I don't know what numbers are paid to the horse tracks of Ireland for the racing pictures but I am informed that in some cases, Irish tracks are in profit for their day of racing before even opening their doors to the public. I doubt that the figures we command for pictures have us in that type of scenario yet but should that not be a target for us? Whether it's selling the pictures or entering a foreign tote market, or, now that we are selling pictures, increased advertising revenue, could we possibly have the costs of staging a meeting met before we ever open the gates?

I'm not saying forget about the turnstiles, it goes without saying that we can never stop trying to increase footfall at the stadiums but if we did get to the idealistic situation described, we would be in a much better place to offer incentives or create initiatives to attract a greater physical presence at meetings.

CATCH-UP

We are playing catch-up in the wider world of sports revenue but finally may be chasing the right hares up the correct avenues. There has been plenty justification for pessimism in recent times but I do see the SIS meetings as an opportunity to be built on while being wary not to follow the UK route of allowing betting firms to own our tracks.

I know it's not today or yesterday but being so close with Limerick and commencing on Thursday, it has this SIS deal foremost in thoughts this week. Maybe it's a pipe dream but the level of self-sufficiency described should be something to strive for. It is after all getting more difficult to get people through the door of any entertainment venue, just ask a publican! And, if you told me twenty years ago that any Senior Munster Championship Hurling match would be played in front of just 10,000 people, I would have laughed. But that's the changing face of modern entertainment and we have to start selling further, wider and more fervently.

Now let's try make the bookies pay a little more for the pictures at Limerick this Thursday!

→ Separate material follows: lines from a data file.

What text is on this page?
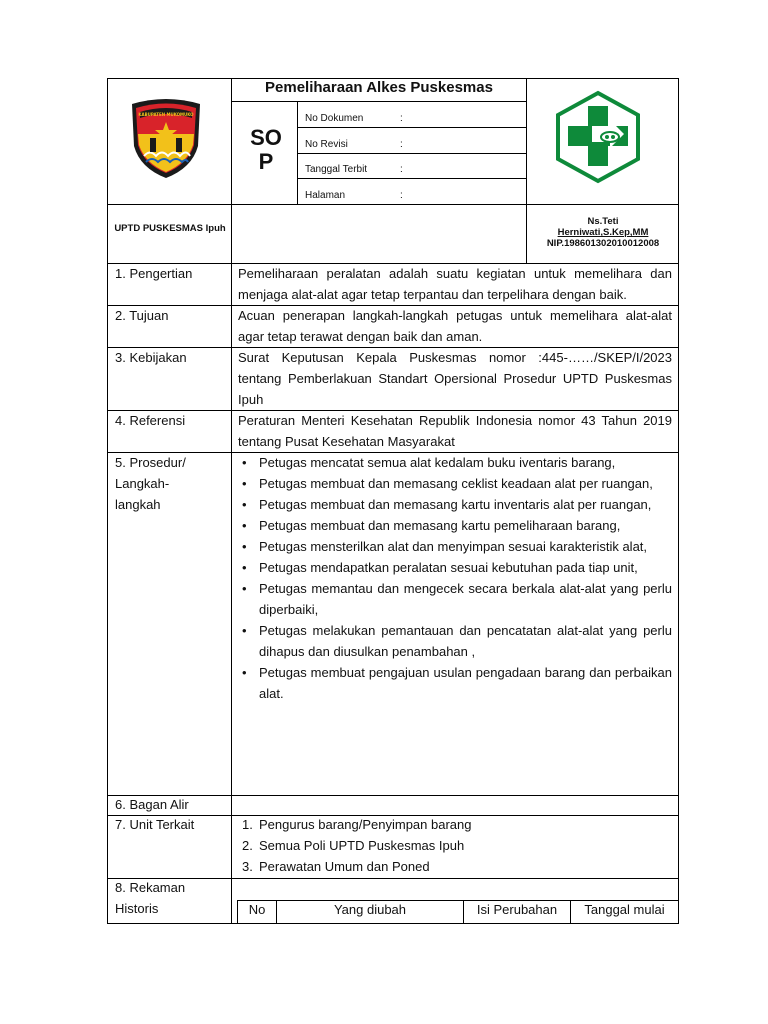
KABUPATEN MUKOMUKO
Pemeliharaan Alkes Puskesmas
SO
P
No Dokumen	:
No Revisi	:
Tanggal Terbit	:
Halaman	:
UPTD PUSKESMAS Ipuh
Ns.Teti
Herniwati,S.Kep,MM
NIP.198601302010012008
1. Pengertian	Pemeliharaan peralatan adalah suatu kegiatan untuk memelihara dan menjaga alat-alat agar tetap terpantau dan terpelihara dengan baik.
2. Tujuan	Acuan penerapan langkah-langkah petugas untuk memelihara alat-alat agar tetap terawat dengan baik dan aman.
3. Kebijakan	Surat Keputusan Kepala Puskesmas nomor :445-……/SKEP/I/2023 tentang Pemberlakuan Standart Opersional Prosedur UPTD Puskesmas Ipuh
4. Referensi	Peraturan Menteri Kesehatan Republik Indonesia nomor 43 Tahun 2019 tentang Pusat Kesehatan Masyarakat
5. Prosedur/
Langkah-
langkah
• Petugas mencatat semua alat kedalam buku iventaris barang,
• Petugas membuat dan memasang ceklist keadaan alat per ruangan,
• Petugas membuat dan memasang kartu inventaris alat per ruangan,
• Petugas membuat dan memasang kartu pemeliharaan barang,
• Petugas mensterilkan alat dan menyimpan sesuai karakteristik alat,
• Petugas mendapatkan peralatan sesuai kebutuhan pada tiap unit,
• Petugas memantau dan mengecek secara berkala alat-alat yang perlu diperbaiki,
• Petugas melakukan pemantauan dan pencatatan alat-alat yang perlu dihapus dan diusulkan penambahan ,
• Petugas membuat pengajuan usulan pengadaan barang dan perbaikan alat.
6. Bagan Alir
7. Unit Terkait	1. Pengurus barang/Penyimpan barang
2. Semua Poli UPTD Puskesmas Ipuh
3. Perawatan Umum dan Poned
8. Rekaman
Historis	No	Yang diubah	Isi Perubahan	Tanggal mulai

And, if you are asleep while the races are on, it doesn't count as earning money while your asleep if you have to be awake to earn the stake money in the first place!

RACE 1 TRAP 1 - A very mixed bunch of graded sprinters and none too consistent, while all capable of winning such a contest. A tough start to SIS meetings but BALLINISKA AMY has won on the last two occasions that she wore red and with respect to all connections, it would be quite appropriate should track stalwart Tommy Quaid begin a big weekend of sport for the Treaty county by returning the first SIS winner at Limerick.

RACE 2 TRAP 1 - So many graded events can be dictated by the draw and again, the rails runner may be the one to side with here. Two solid efforts in A4 before his bump last time read well in this context given that he has an ease in grade and BALLINULTY ILOVEU is two from two when in Trap 1. No cert....but the most significant pointers are in his favour, especially as the strong runner may get a pleasing tow to the back-straight from the early paced maiden on his immediate right.


RACE 4 TRAP 5 Another trappy affair which may be as simple as trusting the latest lines of form for JACKALS JET (NB), along with being the least exposed runner in the field, actually clocked an S3 time in his solid second a week ago and only a brace of his rivals have done that prior. With more scope to progress, a repeat of that latest run may suffice but any progress from it would make him very difficult to contain with surprises unlikely from his rivals.


RACE 10 TRAP 5 Five of these actually clashed a week ago and they all met some sort of a bump, bar tonight's rails runner who led them home while filling second and even outside of that clash, all would be difficult to adamantly separate. There is a strong case to be made for the odd one out however and BLACK EYE (NAP) made a rock solid return to Limerick at 350 last time. He is the only one of these to have reached A0 and has won at the top level. As close to Nap material as can be found on the card I'd suggest.